どこを探してもない。ここ最近リフレッシュの為に物語を紡ぐこともしなかったからメモ帳を取り出すこともしていなかった。
家に忘れてきたのだろうか。はたまたどこかで落としたのだろうか。落としたのならどこだろうか。場合によっては大変な事になりかねない。
まぁ、家にあるだろう。楽天的に体を起こすと先生と目が合った。
マズイ。
「はい、伊藤。これ解いてみろ」
「先生、全くわかりません」
「うるさい、さっさとやれ」
私は渋々立ち上がった。
授業も終わり、お昼休みになった。誰にも気付かれないようにそっと抜け出すことも出来たが、日常を送りながらやろうと考えた。
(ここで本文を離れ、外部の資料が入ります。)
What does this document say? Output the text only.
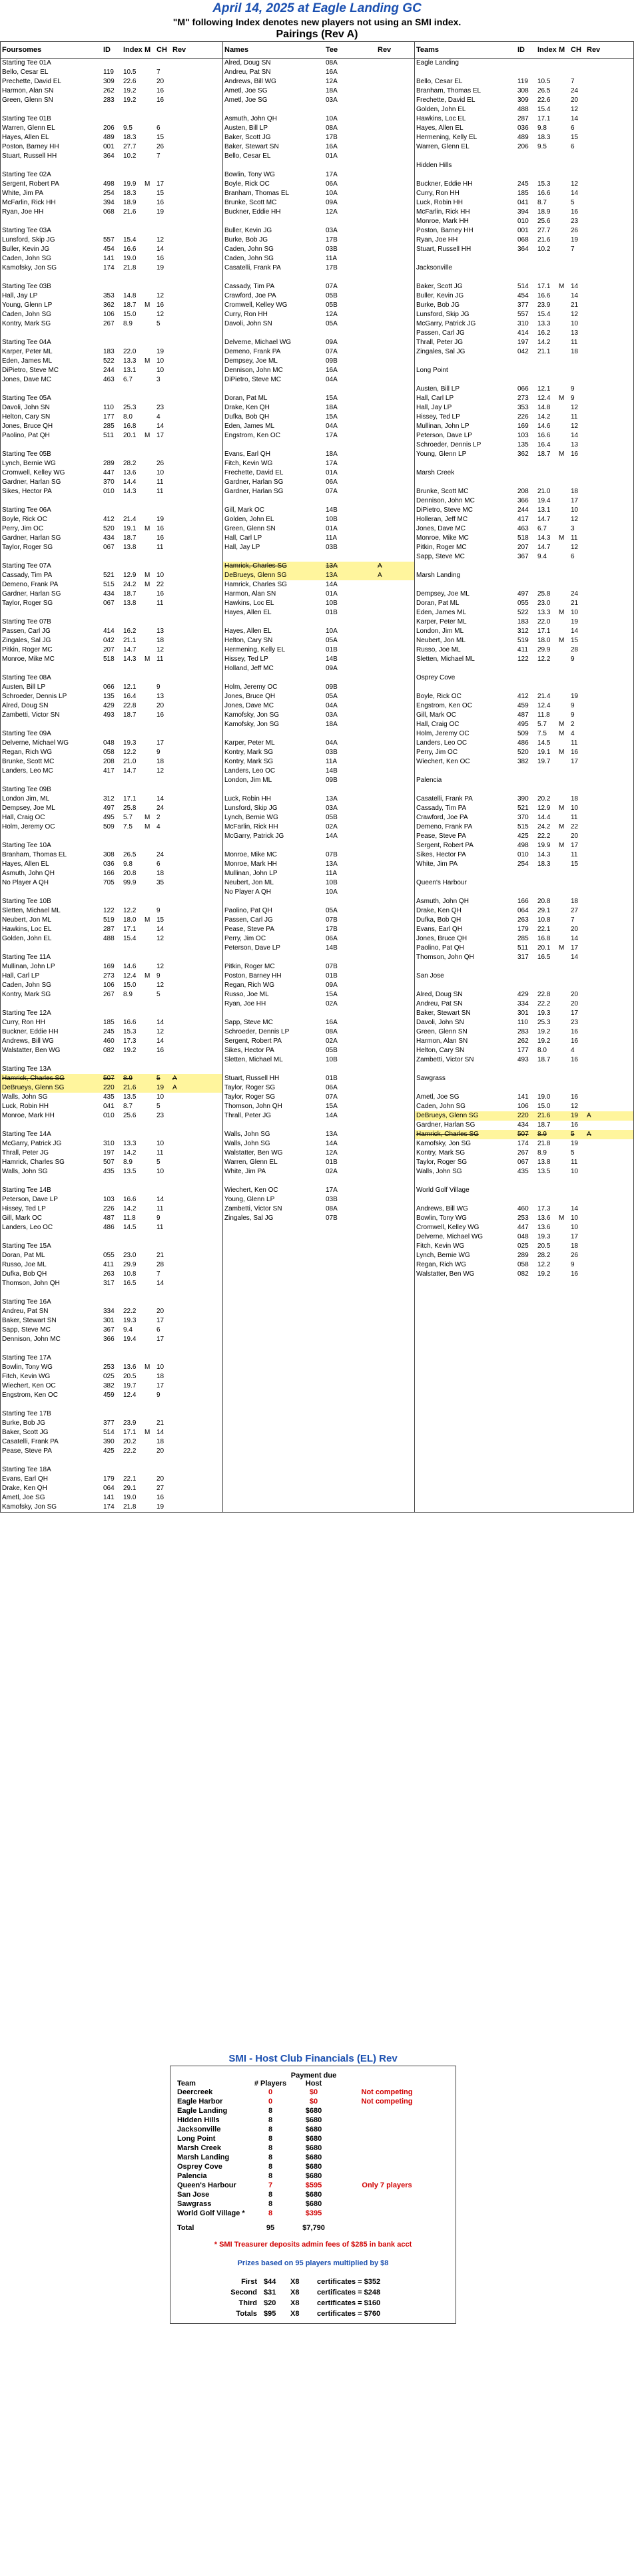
April 14, 2025 at Eagle Landing GC
"M" following Index denotes new players not using an SMI index.
Pairings (Rev A)
Foursomes	ID	Index M CH Rev
Starting Tee 01A
Bello, Cesar EL	119	10.5	7
Prechette, David EL	309	22.6	20
Harmon, Alan SN	262	19.2	16
Green, Glenn SN	283	19.2	16
Starting Tee 01B
Warren, Glenn EL	206	9.5	6
Hayes, Allen EL	489	18.3	15
Poston, Barney HH	001	27.7	26
Stuart, Russell HH	364	10.2	7
Starting Tee 02A
Sergent, Robert PA	498	19.9	M 17
White, Jim PA	254	18.3	15
McFarlin, Rick HH	394	18.9	16
Ryan, Joe HH	068	21.6	19
Starting Tee 03A
Lunsford, Skip JG	557	15.4	12
Buller, Kevin JG	454	16.6	14
Caden, John SG	141	19.0	16
Kamofsky, Jon SG	174	21.8	19
Starting Tee 03B
Hall, Jay LP	353	14.8	12
Young, Glenn LP	362	18.7	M 16
Caden, John SG	106	15.0	12
Kontry, Mark SG	267	8.9	5
Starting Tee 04A
Karper, Peter ML	183	22.0	19
Eden, James ML	522	13.3	M 10
DiPietro, Steve MC	244	13.1	10
Jones, Dave MC	463	6.7	3
Starting Tee 05A
Davoli, John SN	110	25.3	23
Helton, Cary SN	177	8.0	4
Jones, Bruce QH	285	16.8	14
Paolino, Pat QH	511	20.1	M 17
Starting Tee 05B
Lynch, Bernie WG	289	28.2	26
Cromwell, Kelley WG	447	13.6	10
Gardner, Harlan SG	370	14.4	11
Sikes, Hector PA	010	14.3	11
Starting Tee 06A
Boyle, Rick OC	412	21.4	19
Perry, Jim OC	520	19.1	M 16
Gardner, Harlan SG	434	18.7	16
Taylor, Roger SG	067	13.8	11
Starting Tee 07A
Cassady, Tim PA	521	12.9	M 10
Demeno, Frank PA	515	24.2	M 22
Gardner, Harlan SG	434	18.7	16
Taylor, Roger SG	067	13.8	11
Starting Tee 07B
Passen, Carl JG	414	16.2	13
Zingales, Sal JG	042	21.1	18
Pitkin, Roger MC	207	14.7	12
Monroe, Mike MC	518	14.3	M 11
Starting Tee 08A
Austen, Bill LP	066	12.1	9
Schroeder, Dennis LP	135	16.4	13
Alred, Doug SN	429	22.8	20
Zambetti, Victor SN	493	18.7	16
Starting Tee 09A
Delverne, Michael WG	048	19.3	17
Regan, Rich WG	058	12.2	9
Brunke, Scott MC	208	21.0	18
Landers, Leo MC	417	14.7	12
Starting Tee 09B
London Jim, ML	312	17.1	14
Dempsey, Joe ML	497	25.8	24
Hall, Craig OC	495	5.7	M 2
Holm, Jeremy OC	509	7.5	M 4
Starting Tee 10A
Branham, Thomas EL	308	26.5	24
Hayes, Allen EL	036	9.8	6
Asmuth, John QH	166	20.8	18
No Player A QH	705	99.9	35
Starting Tee 10B
Sletten, Michael ML	122	12.2	9
Neubert, Jon ML	519	18.0	M 15
Hawkins, Loc EL	287	17.1	14
Golden, John EL	488	15.4	12
Starting Tee 11A
Mullinan, John LP	169	14.6	12
Hall, Carl LP	273	12.4	M 9
Caden, John SG	106	15.0	12
Kontry, Mark SG	267	8.9	5
Starting Tee 12A
Curry, Ron HH	185	16.6	14
Buckner, Eddie HH	245	15.3	12
Andrews, Bill WG	460	17.3	14
Walstatter, Ben WG	082	19.2	16
Starting Tee 13A
Hamrick, Charles SG	507	8.9	5	A
DeBrueys, Glenn SG	220	21.6	19	A
Walls, John SG	435	13.5	10
Luck, Robin HH	041	8.7	5
Monroe, Mark HH	010	25.6	23
Starting Tee 14A
McGarry, Patrick JG	310	13.3	10
Thrall, Peter JG	197	14.2	11
Hamrick, Charles SG	507	8.9	5
Walls, John SG	435	13.5	10
Starting Tee 14B
Peterson, Dave LP	103	16.6	14
Hissey, Ted LP	226	14.2	11
Gill, Mark OC	487	11.8	9
Landers, Leo OC	486	14.5	11
Starting Tee 15A
Doran, Pat ML	055	23.0	21
Russo, Joe ML	411	29.9	28
Dufka, Bob QH	263	10.8	7
Thomson, John QH	317	16.5	14
Starting Tee 16A
Andreu, Pat SN	334	22.2	20
Baker, Stewart SN	301	19.3	17
Sapp, Steve MC	367	9.4	6
Dennison, John MC	366	19.4	17
Starting Tee 17A
Bowlin, Tony WG	253	13.6	M 10
Fitch, Kevin WG	025	20.5	18
Wiechert, Ken OC	382	19.7	17
Engstrom, Ken OC	459	12.4	9
Starting Tee 17B
Burke, Bob JG	377	23.9	21
Baker, Scott JG	514	17.1	M 14
Casatelli, Frank PA	390	20.2	18
Pease, Steve PA	425	22.2	20
Starting Tee 18A
Evans, Earl QH	179	22.1	20
Drake, Ken QH	064	29.1	27
Ametl, Joe SG	141	19.0	16
Kamofsky, Jon SG	174	21.8	19
Names	Tee	Rev
Alred, Doug SN	08A
Andreu, Pat SN	16A
Andrews, Bill WG	12A
Ametl, Joe SG	18A
Ametl, Joe SG	03A
Asmuth, John QH	10A
Austen, Bill LP	08A
Baker, Scott JG	17B
Baker, Stewart SN	16A
Bello, Cesar EL	01A
Bowlin, Tony WG	17A
Boyle, Rick OC	06A
Branham, Thomas EL	10A
Brunke, Scott MC	09A
Buckner, Eddie HH	12A
Buller, Kevin JG	03A
Burke, Bob JG	17B
Caden, John SG	03B
Caden, John SG	11A
Casatelli, Frank PA	17B
Cassady, Tim PA	07A
Crawford, Joe PA	05B
Cromwell, Kelley WG	05B
Curry, Ron HH	12A
Davoli, John SN	05A
Delverne, Michael WG	09A
Demeno, Frank PA	07A
Dempsey, Joe ML	09B
Dennison, John MC	16A
DiPietro, Steve MC	04A
Doran, Pat ML	15A
Drake, Ken QH	18A
Dufka, Bob QH	15A
Eden, James ML	04A
Engstrom, Ken OC	17A
Evans, Earl QH	18A
Fitch, Kevin WG	17A
Frechette, David EL	01A
Gardner, Harlan SG	06A
Gardner, Harlan SG	07A
Gill, Mark OC	14B
Golden, John EL	10B
Green, Glenn SN	01A
Hall, Carl LP	11A
Hall, Jay LP	03B
Hamrick, Charles SG	13A	A
DeBrueys, Glenn SG	13A	A
Hamrick, Charles SG	14A
Harmon, Alan SN	01A
Hawkins, Loc EL	10B
Hayes, Allen EL	01B
Hayes, Allen EL	10A
Helton, Cary SN	05A
Hermening, Kelly EL	01B
Hissey, Ted LP	14B
Holland, Jeff MC	09A
Holm, Jeremy OC	09B
Jones, Bruce QH	05A
Jones, Dave MC	04A
Kamofsky, Jon SG	03A
Kamofsky, Jon SG	18A
Karper, Peter ML	04A
Kontry, Mark SG	03B
Kontry, Mark SG	11A
Landers, Leo OC	14B
London, Jim ML	09B
Luck, Robin HH	13A
Lunsford, Skip JG	03A
Lynch, Bernie WG	05B
McFarlin, Rick HH	02A
McGarry, Patrick JG	14A
Monroe, Mike MC	07B
Monroe, Mark HH	13A
Mullinan, John LP	11A
Neubert, Jon ML	10B
No Player A QH	10A
Paolino, Pat QH	05A
Passen, Carl JG	07B
Pease, Steve PA	17B
Perry, Jim OC	06A
Peterson, Dave LP	14B
Pitkin, Roger MC	07B
Poston, Barney HH	01B
Regan, Rich WG	09A
Russo, Joe ML	15A
Ryan, Joe HH	02A
Sapp, Steve MC	16A
Schroeder, Dennis LP	08A
Sergent, Robert PA	02A
Sikes, Hector PA	05B
Sletten, Michael ML	10B
Stuart, Russell HH	01B
Taylor, Roger SG	06A
Taylor, Roger SG	07A
Thomson, John QH	15A
Thrall, Peter JG	14A
Walls, John SG	13A
Walls, John SG	14A
Walstatter, Ben WG	12A
Warren, Glenn EL	01B
White, Jim PA	02A
Wiechert, Ken OC	17A
Young, Glenn LP	03B
Zambetti, Victor SN	08A
Zingales, Sal JG	07B
Teams	ID	Index M CH Rev
Eagle Landing
Bello, Cesar EL	119	10.5	7
Branham, Thomas EL	308	26.5	24
Frechette, David EL	309	22.6	20
Golden, John EL	488	15.4	12
Hawkins, Loc EL	287	17.1	14
Hayes, Allen EL	036	9.8	6
Hermening, Kelly EL	489	18.3	15
Warren, Glenn EL	206	9.5	6
Hidden Hills
Buckner, Eddie HH	245	15.3	12
Curry, Ron HH	185	16.6	14
Luck, Robin HH	041	8.7	5
McFarlin, Rick HH	394	18.9	16
Monroe, Mark HH	010	25.6	23
Poston, Barney HH	001	27.7	26
Ryan, Joe HH	068	21.6	19
Stuart, Russell HH	364	10.2	7
Jacksonville
Baker, Scott JG	514	17.1	M 14
Buller, Kevin JG	454	16.6	14
Burke, Bob JG	377	23.9	21
Lunsford, Skip JG	557	15.4	12
McGarry, Patrick JG	310	13.3	10
Passen, Carl JG	414	16.2	13
Thrall, Peter JG	197	14.2	11
Zingales, Sal JG	042	21.1	18
Long Point
Austen, Bill LP	066	12.1	9
Hall, Carl LP	273	12.4	M 9
Hall, Jay LP	353	14.8	12
Hissey, Ted LP	226	14.2	11
Mullinan, John LP	169	14.6	12
Peterson, Dave LP	103	16.6	14
Schroeder, Dennis LP	135	16.4	13
Young, Glenn LP	362	18.7	M 16
Marsh Creek
Brunke, Scott MC	208	21.0	18
Dennison, John MC	366	19.4	17
DiPietro, Steve MC	244	13.1	10
Holleran, Jeff MC	417	14.7	12
Jones, Dave MC	463	6.7	3
Monroe, Mike MC	518	14.3	M 11
Pitkin, Roger MC	207	14.7	12
Sapp, Steve MC	367	9.4	6
Marsh Landing
Dempsey, Joe ML	497	25.8	24
Doran, Pat ML	055	23.0	21
Eden, James ML	522	13.3	M 10
Karper, Peter ML	183	22.0	19
London, Jim ML	312	17.1	14
Neubert, Jon ML	519	18.0	M 15
Russo, Joe ML	411	29.9	28
Sletten, Michael ML	122	12.2	9
Osprey Cove
Boyle, Rick OC	412	21.4	19
Engstrom, Ken OC	459	12.4	9
Gill, Mark OC	487	11.8	9
Hall, Craig OC	495	5.7	M 2
Holm, Jeremy OC	509	7.5	M 4
Landers, Leo OC	486	14.5	11
Perry, Jim OC	520	19.1	M 16
Wiechert, Ken OC	382	19.7	17
Palencia
Casatelli, Frank PA	390	20.2	18
Cassady, Tim PA	521	12.9	M 10
Crawford, Joe PA	370	14.4	11
Demeno, Frank PA	515	24.2	M 22
Pease, Steve PA	425	22.2	20
Sergent, Robert PA	498	19.9	M 17
Sikes, Hector PA	010	14.3	11
White, Jim PA	254	18.3	15
Queen's Harbour
Asmuth, John QH	166	20.8	18
Drake, Ken QH	064	29.1	27
Dufka, Bob QH	263	10.8	7
Evans, Earl QH	179	22.1	20
Jones, Bruce QH	285	16.8	14
Paolino, Pat QH	511	20.1	M 17
Thomson, John QH	317	16.5	14
San Jose
Alred, Doug SN	429	22.8	20
Andreu, Pat SN	334	22.2	20
Baker, Stewart SN	301	19.3	17
Davoli, John SN	110	25.3	23
Green, Glenn SN	283	19.2	16
Harmon, Alan SN	262	19.2	16
Helton, Cary SN	177	8.0	4
Zambetti, Victor SN	493	18.7	16
Sawgrass
Ametl, Joe SG	141	19.0	16
Caden, John SG	106	15.0	12
DeBrueys, Glenn SG	220	21.6	19	A
Gardner, Harlan SG	434	18.7	16
Hamrick, Charles SG	507	8.9	5	A
Kamofsky, Jon SG	174	21.8	19
Kontry, Mark SG	267	8.9	5
Taylor, Roger SG	067	13.8	11
Walls, John SG	435	13.5	10
World Golf Village
Andrews, Bill WG	460	17.3	14
Bowlin, Tony WG	253	13.6	M 10
Cromwell, Kelley WG	447	13.6	10
Delverne, Michael WG	048	19.3	17
Fitch, Kevin WG	025	20.5	18
Lynch, Bernie WG	289	28.2	26
Regan, Rich WG	058	12.2	9
Walstatter, Ben WG	082	19.2	16
SMI - Host Club Financials (EL) Rev
Team	# Players
Payment due Host
Deercreek	0	$0	Not competing
Eagle Harbor	0	$0	Not competing
Eagle Landing	8	$680
Hidden Hills	8	$680
Jacksonville	8	$680
Long Point	8	$680
Marsh Creek	8	$680
Marsh Landing	8	$680
Osprey Cove	8	$680
Palencia	8	$680
Queen's Harbour	7	$595	Only 7 players
San Jose	8	$680
Sawgrass	8	$680
World Golf Village *	8	$395
Total	95	$7,790
* SMI Treasurer deposits admin fees of $285 in bank acct
Prizes based on 95 players multiplied by $8
First $44	X8	certificates = $352
Second $31	X8	certificates = $248
Third $20	X8	certificates = $160
Totals $95	X8	certificates = $760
3人で集まりご飯を食べる。タコさんウインナーを食べたり取られたりといつものような食事。オデコの怪我の原因を聞いたりと普通にお昼を済ませる。
そして、定時、外から黄色い声が飛び交う時間。この時に彼女はこう言った。
「お、始まったねぇ。一緒に行くべ!」
なんでなまってんだコイツはと思いながらも私は溜め息を吐く。
「……今日だけだよ」
「……へ?」
ふたりして珍生物を見るような目で私を見るものだから急に恥ずかしくなった。
「べ、別に行きたいとかそういうんじゃなくて、仕方なく……」
「いや、そういうツンデレいらないから」
ぐさっと言葉が刺さる。ニヤリとしたともちゃんの顔は何かを察しているようだった。
「気分転換。別にいいでしょ」
私は1人早々に立ち上がり教室を出る。